Historicamente, é o elemento propulsor para associar as trajetórias de vidas às
salas de aula. Formar-se e ter um diploma, é sinônimo de realização pessoal,
profissional e de abertura de oportunidades ao longo da vida.
A educação de jovens e adultos surge
como alternativa para aqueles que não tiveram a chance de estudar na idade
adequada. Seja porque seus direitos não foram respeitados pelo poder público ou
em função das necessidades imediatas inerentes à própria vida, como o trabalho
precoce, o que sob a égide do Estado capitalista não deixa de estar associado
ao primeiro elemento.
Segundo Sônia Maria Rummert, em
Educação de jovens e adultos trabalhadores no Brasil atual: do simulacro à
emancipação,
Para
compreendermos a educação de jovens e adultos trabalhadores, em sua atual
configuração, faz-se necessário tomá-la em sua historicidade, relacionando-a
aos determinantes socioeconômicos que a condicionam. A partir do ciclo
econômico iniciado na década de 1930 e que tomou corpo a partir dos anos 1950,
adquire forma o processo de industrialização, cuja matriz cultural assentava-se
em três pontos centrais: o fetiche do progresso e do desenvolvimento de cariz
conservador, a ênfase na virtuosidade do trabalho sob os moldes da lógica
capitalista e a promessa de ascensão social pela via da educação (p.178/179).
Mesmo os jovens, acima de 15 anos,
que hoje superlotam as salas da modalidade EJA, de uma forma ou outra, ao ingressarem
nas estatísticas da distorção idade-série, também foram e são vítimas de um
sistema que os impulsiona a migrar para educação de jovens e adultos. O avanço
da idade e suas consequências, levando ao desajuste frente aos pequenos na sala
de aula, as múltiplas repetências, os alegados atos de indisciplinas e a busca
de autonomia tendo o trabalho como condição para a mesma são também elementos
condicionantes para a migração para a EJA.
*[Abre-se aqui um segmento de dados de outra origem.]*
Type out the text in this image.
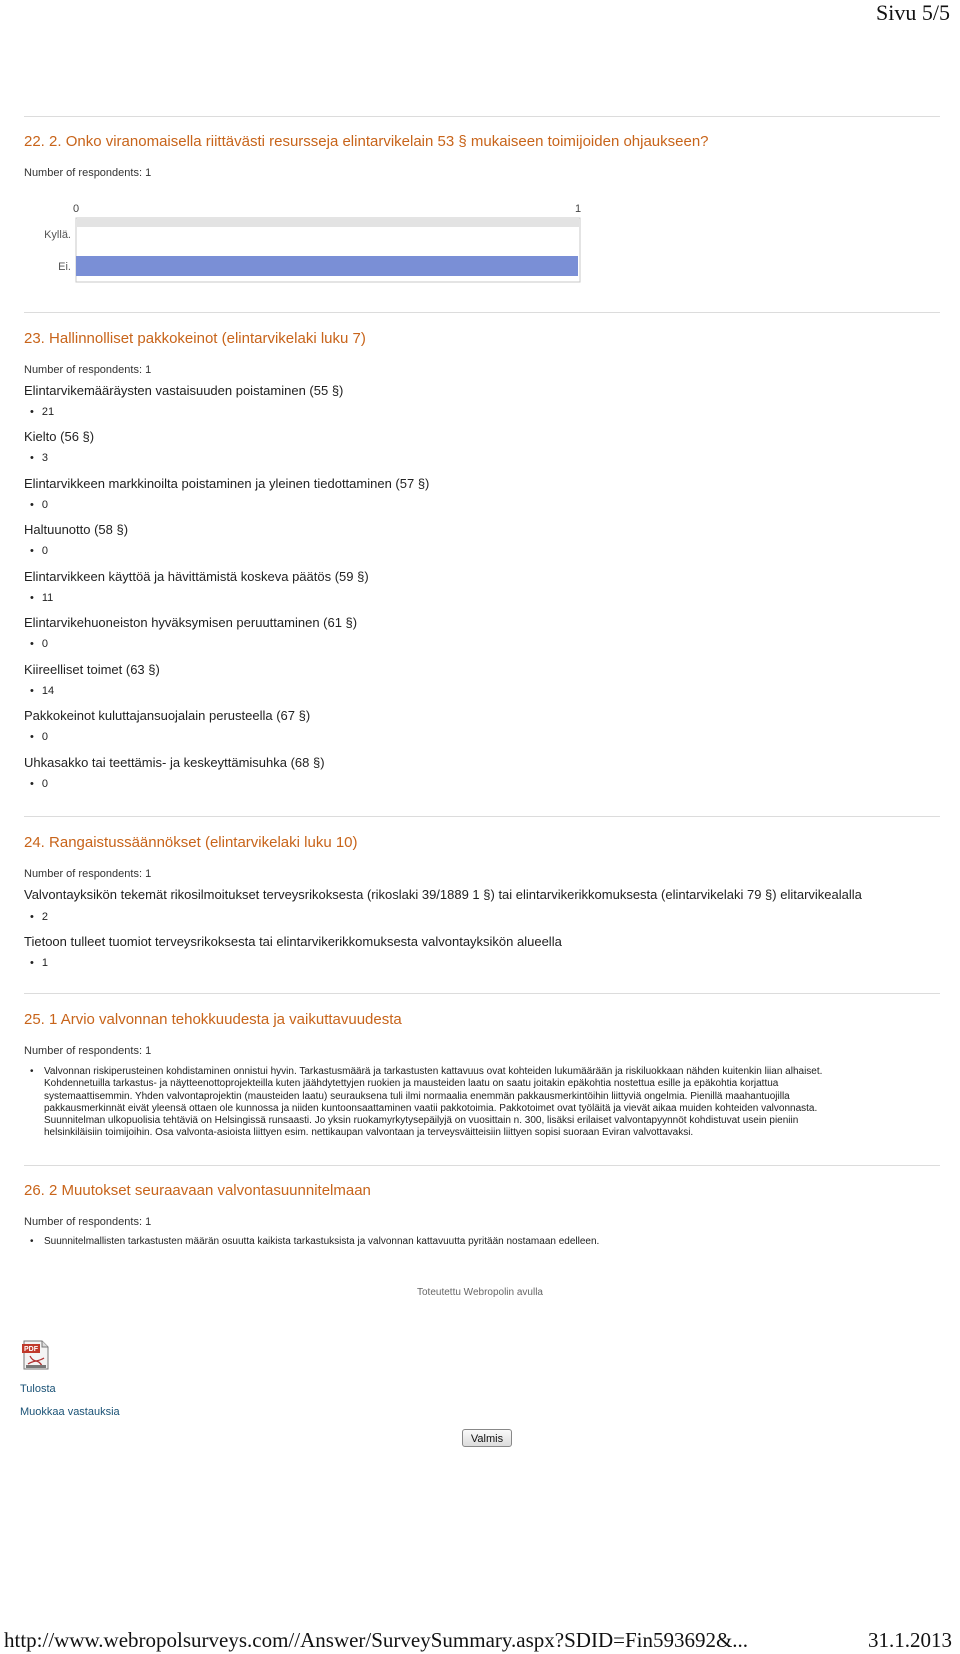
Sivu 5/5
22. 2. Onko viranomaisella riittävästi resursseja elintarvikelain 53 § mukaiseen toimijoiden ohjaukseen?
Number of respondents: 1
0	1
Kyllä.
Ei.
23. Hallinnolliset pakkokeinot (elintarvikelaki luku 7)
Number of respondents: 1
Elintarvikemääräysten vastaisuuden poistaminen (55 §)
• 21
Kielto (56 §)
• 3
Elintarvikkeen markkinoilta poistaminen ja yleinen tiedottaminen (57 §)
• 0
Haltuunotto (58 §)
• 0
Elintarvikkeen käyttöä ja hävittämistä koskeva päätös (59 §)
• 11
Elintarvikehuoneiston hyväksymisen peruuttaminen (61 §)
• 0
Kiireelliset toimet (63 §)
• 14
Pakkokeinot kuluttajansuojalain perusteella (67 §)
• 0
Uhkasakko tai teettämis- ja keskeyttämisuhka (68 §)
• 0
24. Rangaistussäännökset (elintarvikelaki luku 10)
Number of respondents: 1
Valvontayksikön tekemät rikosilmoitukset terveysrikoksesta (rikoslaki 39/1889 1 §) tai elintarvikerikkomuksesta (elintarvikelaki 79 §) elitarvikealalla
• 2
Tietoon tulleet tuomiot terveysrikoksesta tai elintarvikerikkomuksesta valvontayksikön alueella
• 1
25. 1 Arvio valvonnan tehokkuudesta ja vaikuttavuudesta
Number of respondents: 1
• Valvonnan riskiperusteinen kohdistaminen onnistui hyvin. Tarkastusmäärä ja tarkastusten kattavuus ovat kohteiden lukumäärään ja riskiluokkaan nähden kuitenkin liian alhaiset.
Kohdennetuilla tarkastus- ja näytteenottoprojekteilla kuten jäähdytettyjen ruokien ja mausteiden laatu on saatu joitakin epäkohtia nostettua esille ja epäkohtia korjattua
systemaattisemmin. Yhden valvontaprojektin (mausteiden laatu) seurauksena tuli ilmi normaalia enemmän pakkausmerkintöihin liittyviä ongelmia. Pienillä maahantuojilla
pakkausmerkinnät eivät yleensä ottaen ole kunnossa ja niiden kuntoonsaattaminen vaatii pakkotoimia. Pakkotoimet ovat työläitä ja vievät aikaa muiden kohteiden valvonnasta.
Suunnitelman ulkopuolisia tehtäviä on Helsingissä runsaasti. Jo yksin ruokamyrkytysepäilyjä on vuosittain n. 300, lisäksi erilaiset valvontapyynnöt kohdistuvat usein pieniin
helsinkiläisiin toimijoihin. Osa valvonta-asioista liittyen esim. nettikaupan valvontaan ja terveysväitteisiin liittyen sopisi suoraan Eviran valvottavaksi.
26. 2 Muutokset seuraavaan valvontasuunnitelmaan
Number of respondents: 1
• Suunnitelmallisten tarkastusten määrän osuutta kaikista tarkastuksista ja valvonnan kattavuutta pyritään nostamaan edelleen.
Toteutettu Webropolin avulla
PDF
Tulosta
Muokkaa vastauksia
Valmis
http://www.webropolsurveys.com//Answer/SurveySummary.aspx?SDID=Fin593692&...	31.1.2013
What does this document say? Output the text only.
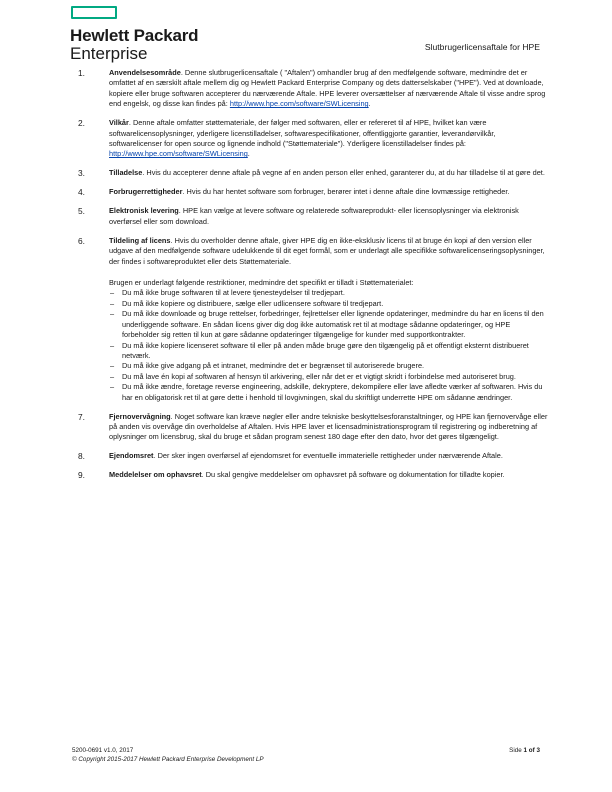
Hewlett Packard
Enterprise	Slutbrugerlicensaftale for HPE
1.	Anvendelsesområde. Denne slutbrugerlicensaftale ( "Aftalen") omhandler brug af den medfølgende software, medmindre det er omfattet af en særskilt aftale mellem dig og Hewlett Packard Enterprise Company og dets datterselskaber ("HPE"). Ved at downloade, kopiere eller bruge softwaren accepterer du nærværende Aftale. HPE leverer oversættelser af nærværende Aftale til visse andre sprog end engelsk, og disse kan findes på: http://www.hpe.com/software/SWLicensing.

2.	Vilkår. Denne aftale omfatter støttemateriale, der følger med softwaren, eller er refereret til af HPE, hvilket kan være softwarelicensoplysninger, yderligere licenstilladelser, softwarespecifikationer, offentliggjorte garantier, leverandørvilkår, softwarelicenser for open source og lignende indhold ("Støttemateriale"). Yderligere licenstilladelser findes på: http://www.hpe.com/software/SWLicensing.

3.	Tilladelse. Hvis du accepterer denne aftale på vegne af en anden person eller enhed, garanterer du, at du har tilladelse til at gøre det.

4.	Forbrugerrettigheder. Hvis du har hentet software som forbruger, berører intet i denne aftale dine lovmæssige rettigheder.

5.	Elektronisk levering. HPE kan vælge at levere software og relaterede softwareprodukt- eller licensoplysninger via elektronisk overførsel eller som download.

6.	Tildeling af licens. Hvis du overholder denne aftale, giver HPE dig en ikke-eksklusiv licens til at bruge én kopi af den version eller udgave af den medfølgende software udelukkende til dit eget formål, som er underlagt alle specifikke softwarelicenseringsoplysninger, der findes i softwareproduktet eller dets Støttemateriale.

Brugen er underlagt følgende restriktioner, medmindre det specifikt er tilladt i Støttematerialet:

– Du må ikke bruge softwaren til at levere tjenesteydelser til tredjepart.
– Du må ikke kopiere og distribuere, sælge eller udlicensere software til tredjepart.
– Du må ikke downloade og bruge rettelser, forbedringer, fejlrettelser eller lignende opdateringer, medmindre du har en licens til den underliggende software. En sådan licens giver dig dog ikke automatisk ret til at modtage sådanne opdateringer, og HPE forbeholder sig retten til kun at gøre sådanne opdateringer tilgængelige for kunder med supportkontrakter.
– Du må ikke kopiere licenseret software til eller på anden måde bruge gøre den tilgængelig på et offentligt eksternt distribueret netværk.
– Du må ikke give adgang på et intranet, medmindre det er begrænset til autoriserede brugere.
– Du må lave én kopi af softwaren af hensyn til arkivering, eller når det er et vigtigt skridt i forbindelse med autoriseret brug.
– Du må ikke ændre, foretage reverse engineering, adskille, dekryptere, dekompilere eller lave afledte værker af softwaren. Hvis du har en obligatorisk ret til at gøre dette i henhold til lovgivningen, skal du skriftligt underrette HPE om sådanne ændringer.
7.	Fjernovervågning. Noget software kan kræve nøgler eller andre tekniske beskyttelsesforanstaltninger, og HPE kan fjernovervåge eller på anden vis overvåge din overholdelse af Aftalen. Hvis HPE laver et licensadministrationsprogram til registrering og indberetning af oplysninger om licensbrug, skal du bruge et sådan program senest 180 dage efter den dato, hvor det gøres tilgængeligt.

8.	Ejendomsret. Der sker ingen overførsel af ejendomsret for eventuelle immaterielle rettigheder under nærværende Aftale.

9.	Meddelelser om ophavsret. Du skal gengive meddelelser om ophavsret på software og dokumentation for tilladte kopier.

5200-0691 v1.0, 2017
© Copyright 2015-2017 Hewlett Packard Enterprise Development LP
Side 1 of 3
Embora analisando a partir de
estudos realizados junto aos educandos do ensino médio, Carmen Brunel, na obra
Jovens cada vez mais jovens na educação de jovens e adultos, oferece, por
analogia, contribuição também para a juvenilização crescente no ensino
fundamental da modalidade EJA, destacando:
O
rejuvenescimento da população que frequenta a Educação de Jovens e Adultos
(EJA) é um fato que vem progressivamente ocupando a atenção de educadores e
pesquisadores na área da educação. O número de jovens e adolescentes nesta
modalidade de ensino cresce a cada ano, modificando o cotidiano escolar e as
relações que se estabelecem entre os sujeitos que ocupam este espaço.
Os
jovens, quando chegam nesta modalidade, em geral, estão desmotivados,
desencantados com a escola regular, com histórico de repetência de um, dois,
três anos ou mais. Muitos deles sentem-se perdidos no contexto atual,
principalmente em relação ao emprego e à importância do estudo para a sua vida
e inserção no mercado de trabalho (p.9).
Sabedores
de que este mercado, hoje, é extremamente restrito, seletivo e que exige o
máximo de qualificação, faz com que optem por uma modalidade de ensino que seja
mais rápida do que a escola regular (p.89).
Nesta
procura, a EJA apresenta-se como uma opção atraente, [e] lhes proporciona a
oportunidade de concluir os seus estudos num curto espaço de tempo, que na
escola regular seria impossível (p.90).
No artigo EJA: lutas e conquistas! –
a luta continua: formação de professores em EJA, publicado na Revista Reveja,
Laura Souza Fonseca cita:
A
Educação Brasileira tem constituído significativos grupos de brasileiras/os
expulsas/os da/na escola. Como nos traz Ferraro (1991), aquelas/es que não têm
acesso, além das/os que o têm, mas não permanecem porque o sistema e as
práticas educativas revelam-se incompatíveis para acolher e interagir com
sujeitos pensantes e desejantes. Essa mesma escola que expulsa crianças,
criando-lhes o estigma da ignorância, não pode ser capaz de interagir com os
adultos, expulsos na infância, nem com a juventude que crescentemente vem sendo
excluída da escola diurna. Desse modo, a continuar a escola tal como a temos
manter-se-á um gerador permanente de demanda para a EJA.
Tais palavras permanecem
extremamente atuais. De acordo com a matéria “Avaliação do RS, Baixo desempenho
na educação”, publicada no Jornal Zero Hora, no dia 8 de fevereiro de 2012, um em cada três estudantes gaúchos permanece
no Ensino Fundamental mesmo depois de completar 16 anos – idade acima do
recomendado, retardando o processo de aprendizagem. Consta ainda na
reportagem que de acordo com o professor da Faculdade de Educação da
Universidade de São Paulo (USP) Ocimar Munhoz Alavarse:
...
esses estudantes, direta ou indiretamente, exercem pressão para que se amplie o
Ensino de Jovens e Adultos (EJA) – uma modalidade que deveria caminhar para a
extinção... O melhor dos mundos é quando os estudantes concluem o ensino médio
com 16 anos. Mas, infelizmente, o Brasil está longe disso.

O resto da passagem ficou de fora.